Mr. Obama is a believer in the power of the federal government to effect change. He thinks that the country works best when we are all on the same track. The problem so far is that Congress has not allowed Mr. Obama free rein to test out his theories. His plan upon re-election is to bypass Congress and take his case directly to the American people. Once he has explained his goals to the voters, they will put pressure on their elected representatives to fall in line. Once everyone begins to abide by his policies, they will effect the change that he has been hoping for.

On the other hand, Mr. Romney prefers that the states retain the flexibility to deal with their own issues as they see fit. He thinks that the states are the best laboratories to come up with effective plans to assist their own citizens when they need help, and the places to look to grow businesses. Right now, he thinks that the combined federal burdens of taxes and regulations are so high that they are stifling the productive spirit. He wants to unleash the power of small business to grow the economy.

Mr. Obama has not set a timeline for the eventual success of his mission. He has stated that he started so far down in the hole that it has ended up taking more than the expected four years to achieve all of his promises, but he’s willing to keep up the good fight.

Mr. Romney has vowed to raise incomes and help create 12,000,000 million new jobs, but has not set a complete timeline for his goals, either.

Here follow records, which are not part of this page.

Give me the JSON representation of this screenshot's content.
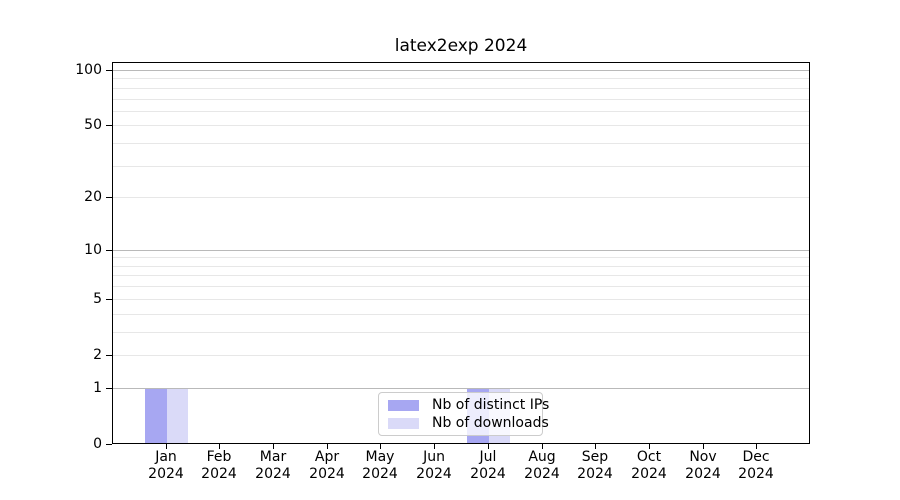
{
  "title": "latex2exp 2024",
  "colors": {
    "distinct_ips_bar": "#a7a7f2",
    "downloads_bar": "#dadaf8",
    "major_grid": "#b9b9b9",
    "minor_grid": "#e7e7e7",
    "axis": "#000000",
    "legend_border": "#cccccc"
  },
  "legend": {
    "items": [
      {
        "label": "Nb of distinct IPs",
        "color": "#a7a7f2"
      },
      {
        "label": "Nb of downloads",
        "color": "#dadaf8"
      }
    ]
  },
  "chart_data": {
    "type": "bar",
    "title": "latex2exp 2024",
    "categories": [
      "Jan 2024",
      "Feb 2024",
      "Mar 2024",
      "Apr 2024",
      "May 2024",
      "Jun 2024",
      "Jul 2024",
      "Aug 2024",
      "Sep 2024",
      "Oct 2024",
      "Nov 2024",
      "Dec 2024"
    ],
    "series": [
      {
        "name": "Nb of distinct IPs",
        "color": "#a7a7f2",
        "values": [
          1,
          0,
          0,
          0,
          0,
          0,
          1,
          0,
          0,
          0,
          0,
          0
        ]
      },
      {
        "name": "Nb of downloads",
        "color": "#dadaf8",
        "values": [
          1,
          0,
          0,
          0,
          0,
          0,
          1,
          0,
          0,
          0,
          0,
          0
        ]
      }
    ],
    "xlabel": "",
    "ylabel": "",
    "y_scale": "log10(1+y)",
    "y_tick_values": [
      0,
      1,
      2,
      5,
      10,
      20,
      50,
      100
    ],
    "y_tick_labels": [
      "0",
      "1",
      "2",
      "5",
      "10",
      "20",
      "50",
      "100"
    ],
    "y_major_gridlines": [
      1,
      10,
      100
    ],
    "y_minor_gridlines": [
      2,
      3,
      4,
      5,
      6,
      7,
      8,
      9,
      20,
      30,
      40,
      50,
      60,
      70,
      80,
      90
    ],
    "ylim": [
      0,
      110
    ],
    "grid": true,
    "legend_position": "inside-bottom-center"
  }
}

According to the after-debate polls, Mr. Romney’s strong performance swayed many previously undecided voters to his cause. The proof will be in the pudding, however. Once the shine has faded and the voters are left only with the on-going ads, feelings may shift again.

It’s interesting to see that, after 200 years, we’re still trying to determine where the line between rights reserved to the states and the enumerated powers of the federal government should lie. I wonder if there will ever be a decisive outcome.